There were no significant differences between WT and transgenic plants under normal conditions compared to REL and MDA. However, under 4 °C and drought stress, the contents of MDA and REL increased to different degrees, and the growth of WT was higher than that of transgenic plants. MDA and REL reduce the degree of plasma membrane damage by increasing their own content, thereby improving the stress resistance of cotton. The experimental results showed that MDA and REL increased more in WT than in transgenic plant, which indicated that transgenic plant was more tolerant to cold and drought stress than WT. Plants can also enhance freezing tolerance by improving antioxidant mechanisms [65, 85]. Thus, the lower content of MDA in SikCOR413PM1-overexpressing cotton than that of the WT indicates reduced membrane lipid peroxidation and enhanced stress resistance.

Several studies have investigated whether COR genes are induced in response to water shortage and cold stress. In Arabidopsis, water shortage induced most COR genes [86,87,88]. Similarly, cold and drought stresses induced COR25 to protect Brassica napus cells from dehydration [35]. Therefore, we speculate that drought and cold stresses induce SikCOR413PM1 in cotton, and the upregulation protects cell membranes and reduces cell damage by regulating osmotic regulators, MDA, and relative conductivity.
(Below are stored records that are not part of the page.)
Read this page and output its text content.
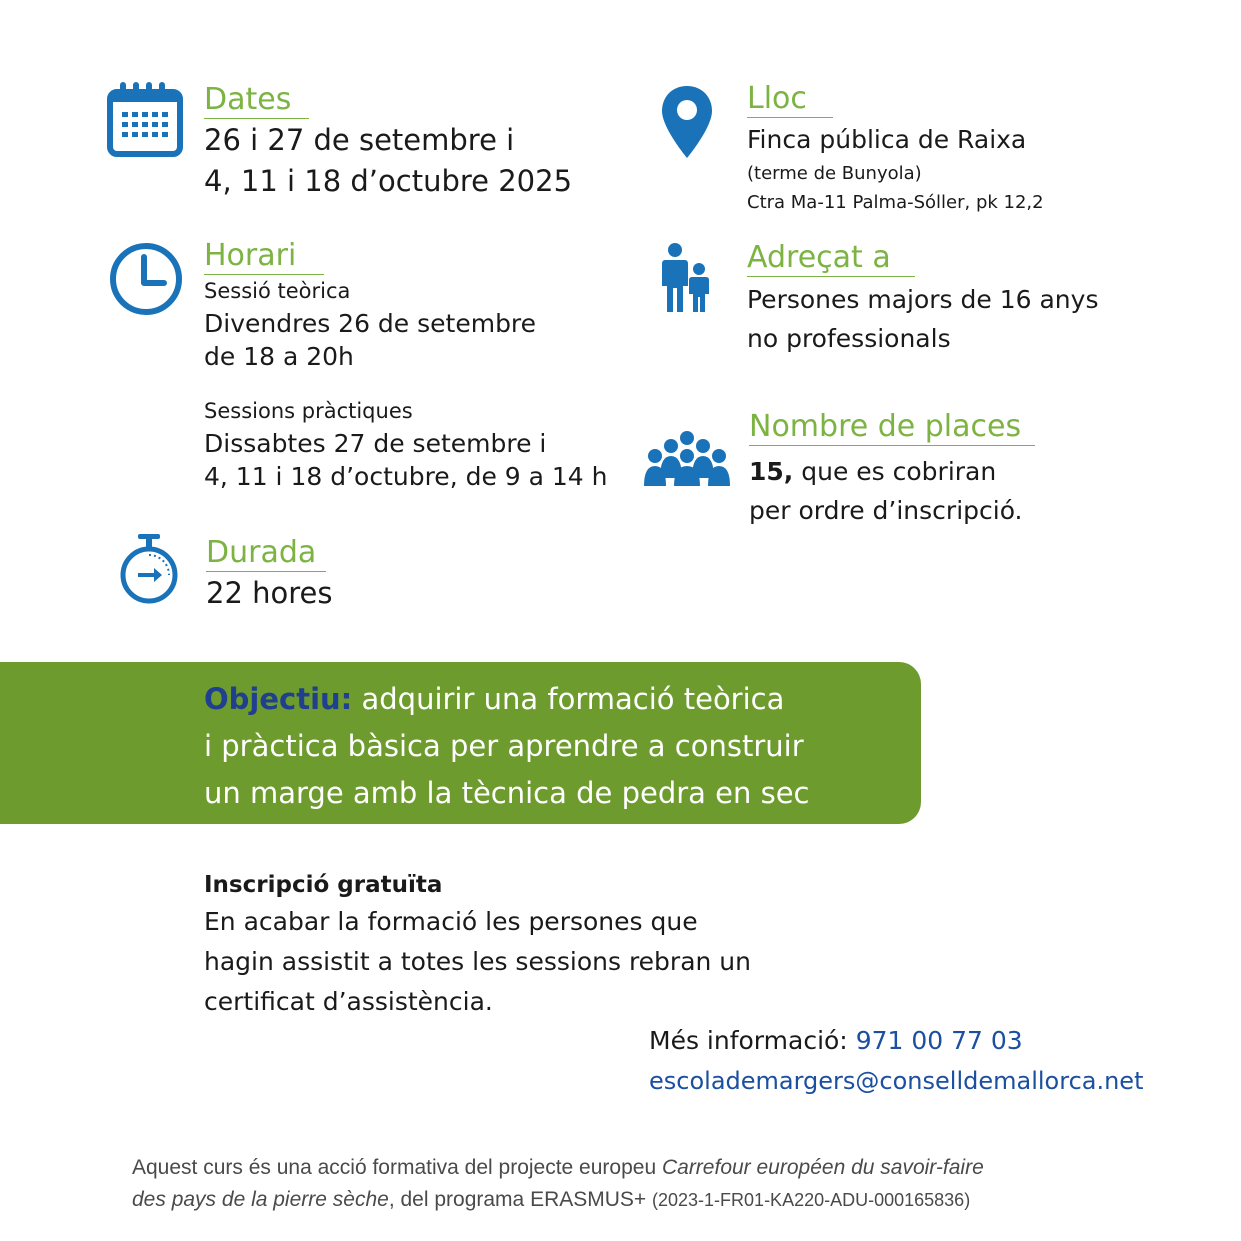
Dates
26 i 27 de setembre i
4, 11 i 18 d’octubre 2025
Lloc
Finca pública de Raixa
(terme de Bunyola)
Ctra Ma-11 Palma-Sóller, pk 12,2
Horari
Sessió teòrica
Divendres 26 de setembre
de 18 a 20h
Sessions pràctiques
Dissabtes 27 de setembre i
4, 11 i 18 d’octubre, de 9 a 14 h
Adreçat a
Persones majors de 16 anys
no professionals
Nombre de places
15, que es cobriran
per ordre d’inscripció.
Durada
22 hores
Objectiu: adquirir una formació teòrica
i pràctica bàsica per aprendre a construir
un marge amb la tècnica de pedra en sec
Inscripció gratuïta
En acabar la formació les persones que
hagin assistit a totes les sessions rebran un
certificat d’assistència.
Més informació: 971 00 77 03
escolademargers@conselldemallorca.net
Aquest curs és una acció formativa del projecte europeu Carrefour européen du savoir-faire
des pays de la pierre sèche, del programa ERASMUS+ (2023-1-FR01-KA220-ADU-000165836)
Currently, research on COR413 family genes is limited. However, Zhang et al. found that the overexpression of LeCOR413PM2 located in the plasma membrane enhanced the tolerance of transgenic tomatoes to cold stress by protecting the membrane from cold damage [45]. Similarly, the overexpression of SikCOR413PM1, located on the plasma membrane, improved tobacco’s drought and cold tolerance by protecting cell membrane stability [43]. It has been predicted that COR413 family proteins located in the plasma membrane (COR413-PM) have a film-forming function. These earlier reports suggested that COR413 family proteins in the plasma membrane play significant roles in maintaining cell membrane stability, requiring further investigation.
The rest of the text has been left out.